Hot spot-localized artificial antibodies for label-free plasmonic biosensing

The development of biomolecular imprinting over the last decade has raised promising perspectives in replacing natural antibodies with artificial antibodies. A significant number of reports have been dedicated to imprinting of organic and inorganic nanostructures, but very few were performed on nanomaterials with a transduction function. Herein, a relatively fast and efficient plasmonic hot spot-localized surface imprinting of gold nanorods using reversible template immobilization and siloxane copolymerization is described. The technique enables a fine control of the imprinting process at the nanometer scale and provides a nanobiosensor with high selectivity and reusability. Proof of concept is established by the detection of neutrophil gelatinase-associated lipocalin (NGAL), a biomarker for acute kidney injury, using localized surface plasmon resonance spectroscopy. The work represents a valuable step towards plasmonic nanobiosensors with synthetic antibodies for label-free and cost-efficient diagnostic assays.

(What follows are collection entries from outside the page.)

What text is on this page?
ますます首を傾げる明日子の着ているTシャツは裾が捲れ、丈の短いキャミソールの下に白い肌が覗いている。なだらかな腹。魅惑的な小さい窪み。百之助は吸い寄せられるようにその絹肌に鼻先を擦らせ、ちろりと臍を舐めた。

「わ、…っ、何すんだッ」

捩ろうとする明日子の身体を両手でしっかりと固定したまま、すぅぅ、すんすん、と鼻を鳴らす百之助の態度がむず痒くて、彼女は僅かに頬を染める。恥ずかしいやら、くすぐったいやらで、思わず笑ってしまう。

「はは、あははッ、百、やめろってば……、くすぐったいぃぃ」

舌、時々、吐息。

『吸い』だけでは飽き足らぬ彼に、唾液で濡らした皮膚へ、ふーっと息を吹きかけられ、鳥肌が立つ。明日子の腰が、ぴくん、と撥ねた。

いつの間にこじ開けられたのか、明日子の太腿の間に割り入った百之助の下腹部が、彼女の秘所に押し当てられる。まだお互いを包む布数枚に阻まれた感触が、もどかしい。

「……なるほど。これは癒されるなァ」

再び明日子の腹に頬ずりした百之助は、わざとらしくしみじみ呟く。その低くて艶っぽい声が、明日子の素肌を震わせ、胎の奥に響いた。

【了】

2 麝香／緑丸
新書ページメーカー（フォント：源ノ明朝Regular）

It is expected that this novel class of surface imprinted plasmonic nanomaterials will open up new possibilities in advancing biomedical applications of plasmonic nanostructures. Macromolecular imprinting of gold nanorods is achieved using reversible template immobilization and siloxane copolymerization. The anisotropic capping of the nanorods is used to selectively localize the protein imprints at the nanorod plasmonic hot-spots. This configuration represents the first protein-imprinted localized surface plasmon resonance nanosensor dedicated to the detection of biomarkers at clinically relevant concentrations.